Malgré ces mises en garde et une réticence personnelle envers ces "mièvreries", je me suis rapidement laissée prendre au charme. Il faut dire que le roman joue sur toutes sortes de registres bien différents. Outre les protestations d'amour éternel de Céladon, Silvandre, Tircis et tous leurs amis (je me suis régalée avec les noms !), on trouve moultes histoires enchâssées racontées par leurs rencontres de passage, bergères, nymphes ou dames du plus haut rang. Ces récits se rattachent au roman de chevalerie et sa mise en avant de l'amour courtois, exploitant toutes les figures possibles de la passion.
Ce fut donc en cet âge que le jeune Andrimarte jeta les yeux sur la belle Silviane, et n'étant pas une beauté qui pût être vue par un si bel esprit que le sien sans être aimée, la jugeant la plus accomplie de toutes ses compagnes, il commença de la servir avec des affections enfantines, et à lui en donner les connaissances que tel âge pouvait lui enseigner ; elle, qui ne connaissait pas seulement encore le nom d'amour, recevait tous ces petits services, comme les enfants ont accoutumé de s'en rendre les uns aux autres, sans dessein. Et toutefois, avec le temps, elle commença de les avoir plus agréables de lui que des autres, et, enfin, à ressentir quelque chose qui l'attirait à parler à lui, et à être bien aise qu'il fît plus de cas d'elle que de toutes ses compagnes, sans qu'il y eût encore ni amour ni affection de son côté. Mais, d'autant que tout ainsi que plus on demeure auprès d'un feu, plus aussi en ressent-on la chaleur, de même Andrimarte ne put avoir longuement une si particulière familiarité auprès de Silviane, sans donner commencement aux premières ardeurs de l'amour, et enfin de l'allumer en son âme, de telle sorte que depuis, ni le temps ni les traverses qu'il reçut ne purent jamais l'éteindre. [p. 306-307]

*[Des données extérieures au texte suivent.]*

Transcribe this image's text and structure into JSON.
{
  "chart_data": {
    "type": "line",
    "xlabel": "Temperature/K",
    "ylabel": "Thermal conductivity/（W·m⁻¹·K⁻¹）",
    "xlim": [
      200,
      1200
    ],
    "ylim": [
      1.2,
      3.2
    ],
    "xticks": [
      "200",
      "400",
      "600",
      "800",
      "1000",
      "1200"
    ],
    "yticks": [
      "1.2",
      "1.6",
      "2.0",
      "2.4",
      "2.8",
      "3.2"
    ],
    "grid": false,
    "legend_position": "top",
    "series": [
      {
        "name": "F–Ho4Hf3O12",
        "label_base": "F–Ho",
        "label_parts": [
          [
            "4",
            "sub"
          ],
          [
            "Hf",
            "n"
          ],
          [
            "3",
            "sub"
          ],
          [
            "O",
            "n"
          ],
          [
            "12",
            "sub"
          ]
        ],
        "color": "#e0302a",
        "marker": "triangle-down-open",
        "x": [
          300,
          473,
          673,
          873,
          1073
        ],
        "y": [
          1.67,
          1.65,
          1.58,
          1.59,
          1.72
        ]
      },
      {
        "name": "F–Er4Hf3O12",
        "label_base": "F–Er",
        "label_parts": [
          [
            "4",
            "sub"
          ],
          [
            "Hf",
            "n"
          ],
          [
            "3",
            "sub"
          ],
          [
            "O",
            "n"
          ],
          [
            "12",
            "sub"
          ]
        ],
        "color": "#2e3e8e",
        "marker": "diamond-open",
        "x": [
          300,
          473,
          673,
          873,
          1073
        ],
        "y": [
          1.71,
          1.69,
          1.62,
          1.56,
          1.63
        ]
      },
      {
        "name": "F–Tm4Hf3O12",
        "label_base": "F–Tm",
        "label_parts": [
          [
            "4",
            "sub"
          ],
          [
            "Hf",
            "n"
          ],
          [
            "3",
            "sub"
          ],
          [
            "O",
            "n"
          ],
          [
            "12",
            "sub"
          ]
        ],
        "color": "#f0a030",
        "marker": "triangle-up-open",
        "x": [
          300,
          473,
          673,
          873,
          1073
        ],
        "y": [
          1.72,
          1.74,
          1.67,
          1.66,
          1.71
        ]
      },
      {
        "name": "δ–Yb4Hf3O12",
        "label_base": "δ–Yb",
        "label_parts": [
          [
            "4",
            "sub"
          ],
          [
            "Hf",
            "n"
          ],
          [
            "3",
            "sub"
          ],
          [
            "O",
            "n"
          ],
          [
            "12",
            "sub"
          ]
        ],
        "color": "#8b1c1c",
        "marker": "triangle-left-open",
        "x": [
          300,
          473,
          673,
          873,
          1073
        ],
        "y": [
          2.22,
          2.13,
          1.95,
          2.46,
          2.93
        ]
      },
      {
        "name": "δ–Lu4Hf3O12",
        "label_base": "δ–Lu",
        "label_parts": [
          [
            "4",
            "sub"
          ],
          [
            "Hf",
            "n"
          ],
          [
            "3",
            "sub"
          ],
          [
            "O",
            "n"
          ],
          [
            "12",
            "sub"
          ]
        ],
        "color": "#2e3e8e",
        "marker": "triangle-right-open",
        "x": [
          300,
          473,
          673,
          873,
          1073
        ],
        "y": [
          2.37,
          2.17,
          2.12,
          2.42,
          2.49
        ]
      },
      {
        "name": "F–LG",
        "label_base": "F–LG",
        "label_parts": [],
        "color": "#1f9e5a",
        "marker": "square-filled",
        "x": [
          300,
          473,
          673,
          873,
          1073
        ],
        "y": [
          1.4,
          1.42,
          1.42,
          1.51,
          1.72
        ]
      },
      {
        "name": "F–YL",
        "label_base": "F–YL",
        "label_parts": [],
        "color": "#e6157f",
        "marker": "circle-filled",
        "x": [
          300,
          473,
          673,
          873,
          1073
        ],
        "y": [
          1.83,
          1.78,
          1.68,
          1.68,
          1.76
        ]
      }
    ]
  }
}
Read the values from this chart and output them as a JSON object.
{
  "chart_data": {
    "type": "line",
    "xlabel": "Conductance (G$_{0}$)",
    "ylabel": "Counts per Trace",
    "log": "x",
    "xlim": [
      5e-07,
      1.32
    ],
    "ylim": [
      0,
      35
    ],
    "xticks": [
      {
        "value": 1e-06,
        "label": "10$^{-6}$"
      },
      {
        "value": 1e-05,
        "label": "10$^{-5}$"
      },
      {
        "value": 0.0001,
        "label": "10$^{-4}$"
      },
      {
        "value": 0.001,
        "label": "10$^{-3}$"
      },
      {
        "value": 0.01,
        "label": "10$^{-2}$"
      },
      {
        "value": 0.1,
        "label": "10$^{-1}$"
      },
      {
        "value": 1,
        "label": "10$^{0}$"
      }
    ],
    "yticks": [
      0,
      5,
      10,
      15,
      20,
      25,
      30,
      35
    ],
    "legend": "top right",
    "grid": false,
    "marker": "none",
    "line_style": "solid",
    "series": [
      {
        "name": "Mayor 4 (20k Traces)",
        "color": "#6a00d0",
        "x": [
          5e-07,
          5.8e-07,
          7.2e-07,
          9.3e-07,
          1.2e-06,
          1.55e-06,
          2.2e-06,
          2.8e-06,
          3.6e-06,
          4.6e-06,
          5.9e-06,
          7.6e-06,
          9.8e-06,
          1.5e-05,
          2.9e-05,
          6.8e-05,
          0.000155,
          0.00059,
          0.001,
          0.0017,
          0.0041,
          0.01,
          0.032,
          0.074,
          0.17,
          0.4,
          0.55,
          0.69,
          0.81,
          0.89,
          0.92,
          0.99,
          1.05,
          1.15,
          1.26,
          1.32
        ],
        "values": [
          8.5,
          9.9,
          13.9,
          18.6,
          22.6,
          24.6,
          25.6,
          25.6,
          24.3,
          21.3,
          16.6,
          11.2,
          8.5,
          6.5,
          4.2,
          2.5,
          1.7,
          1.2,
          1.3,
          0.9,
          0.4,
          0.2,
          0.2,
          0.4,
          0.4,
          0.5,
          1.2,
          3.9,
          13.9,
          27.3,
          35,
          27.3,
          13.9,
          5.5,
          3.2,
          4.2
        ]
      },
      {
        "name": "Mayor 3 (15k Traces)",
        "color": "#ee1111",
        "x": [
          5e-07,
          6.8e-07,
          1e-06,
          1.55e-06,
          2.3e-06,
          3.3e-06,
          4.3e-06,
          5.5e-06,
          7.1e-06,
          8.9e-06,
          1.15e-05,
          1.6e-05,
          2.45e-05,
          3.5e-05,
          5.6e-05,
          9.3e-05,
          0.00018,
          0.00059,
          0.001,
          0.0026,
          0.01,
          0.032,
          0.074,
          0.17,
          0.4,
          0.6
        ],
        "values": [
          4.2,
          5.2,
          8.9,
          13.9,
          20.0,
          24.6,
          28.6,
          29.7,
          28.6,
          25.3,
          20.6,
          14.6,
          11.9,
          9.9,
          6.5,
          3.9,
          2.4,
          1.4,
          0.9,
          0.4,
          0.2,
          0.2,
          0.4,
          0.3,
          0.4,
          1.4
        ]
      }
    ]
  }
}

Et puis il y a de belles inventions, telle la fontaine de la Vérité d'Amour, où "par la force des enchantements, l'amant qui s'y regardait voyait celle qu'il aimait ; que s'il était aimé d'elle, il s'y voyait auprès, que si, de fortune, elle en aimait un autre, l'autre y était représenté et non pas lui." Ou encore les douze tables des lois d'amour, trouvées par notre aimable compagnie champêtre dans un temple dédié à Astrée, que l'inconstant Hylas s'empresse de falsifier, apportant du même coup les principaux éléments comiques du roman. Dans cette débauche de sentiments élevés, les moutons passent le plus souvent à la trappe et ils ne sont mentionnées que deux ou trois fois dans tout le texte !
Honoré d'Urfé (1567-1625) n'a pas terminé son oeuvre de son vivant ; elle a été achevée par un autre. C'est une version abrégée qu'on trouve actuellement dans le commerce : on passe ainsi de 5000 à 400 pages ! Si cette édition présente un choix de "livres" entiers, j'ai vraiment eu l'impression d'une histoire amputée quand les dix livres suivants étaient résumés en deux pages. Pas évident de se souvenir des nombreux personnages qu'on n'a pas eu le temps de fréquenter plus longuement, et puis j'étais frustrée de certains passages que le résumé promettait truculents. Bref, j'ai trouvé la sélection plutôt drastique, 1000 pages de texte me semblant un minimum pour apprécier la richesse de l'oeuvre.
En refermant le livre, j'étais enchantée, je souhaitais de tout mon coeur lire un jour l'intégrale de l'Astrée en français moderne, voir même lire d'autres pastorales ! Des effets secondaires auxquels je ne m'attendais pas au moment où je me suis fixée sur ce U-là pour le challenge, contente qu'un livre culte et classique certifé existe pour cette lettre, mais effrayée par l'histoire dans laquelle je m'embarquais. Je me demande si ça se soigne...
Honoré d'Urfé, L'Astrée, Gallimard, 1984, 413 pages.